No waiver of any breach, failure, right, or remedy shall be deemed a waiver of any other breach, failure, right, or
remedy, whether or not similar, nor shall any waiver constitute a continuing waiver.

DAMAGES LIMITATION

Neither party shall be liable to the other party for any consequential, indirect, special, incidental, exemplary, or
similar, damages or losses, including loss of profits, arising out of or relating to this agreement, whether based in
contract or tort or any other theory, even if a party has been advised of the possibility of such damages.
Furthermore, the total aggregate liability of either party, under any theory, is limited to the agreement price.

INDEMNIFICATION

McKinstry shall indemnify and hold harmless Customer from and against all third party claims, damages, losses
and expenses for bodily injury, sickness, disease, or death or destruction of tangible property, directly arising
from McKinstry’s performance of the Work, but only to the extent caused by the negligent acts or omissions of
McKinstry.

SEVERABILITY, SURVIVAL

If any portion of this agreement shall be held invalid in whole or in part under any law, rule, regulation, or order,
then such portion shall remain in effect only to the extent permitted, and the remaining portions of the
agreement shall remain in full force and effect.

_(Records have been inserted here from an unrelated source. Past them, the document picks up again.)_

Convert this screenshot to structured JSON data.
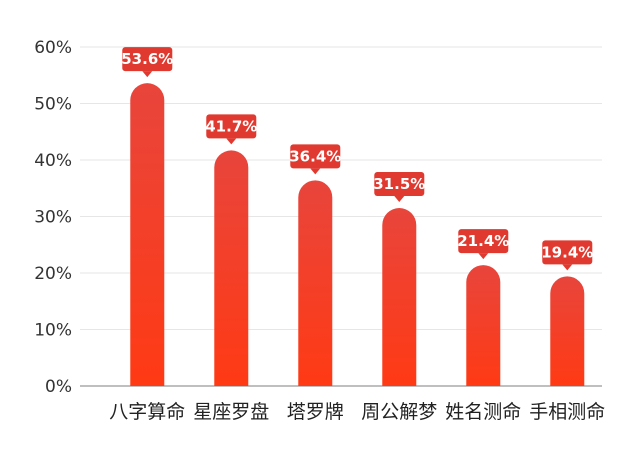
{
  "chart_data": {
    "type": "bar",
    "title": "",
    "xlabel": "",
    "ylabel": "",
    "categories": [
      "八字算命",
      "星座罗盘",
      "塔罗牌",
      "周公解梦",
      "姓名测命",
      "手相测命"
    ],
    "values": [
      53.6,
      41.7,
      36.4,
      31.5,
      21.4,
      19.4
    ],
    "value_labels": [
      "53.6%",
      "41.7%",
      "36.4%",
      "31.5%",
      "21.4%",
      "19.4%"
    ],
    "ylim": [
      0,
      60
    ],
    "yticks": [
      0,
      10,
      20,
      30,
      40,
      50,
      60
    ],
    "ytick_labels": [
      "0%",
      "10%",
      "20%",
      "30%",
      "40%",
      "50%",
      "60%"
    ],
    "grid": true,
    "legend": "none",
    "colors": {
      "bar_top": "#e8453c",
      "bar_bottom": "#ff3a14",
      "label_bg": "#e0392f",
      "grid": "#e6e6e6",
      "axis": "#999999"
    }
  }
}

Any invalid portions shall be substituted with an interpretation
that most accurately reflects the Parties’ intentions.

AMENDMENT

This agreement may not be amended except pursuant to a written amendment signed by an authorized signer
of each Party.

COMPLETE AGREEMENT

This agreement, including the exhibits attached hereto, is a fully integrated agreement. Any legal terms and
conditions appearing elsewhere in this agreement shall be ignored to the extent they contradict or are
inconsistent with the terms and conditions contained in the foregoing numbered list. All previous agreements
between McKinstry and Customer as to the Work are superseded by this agreement.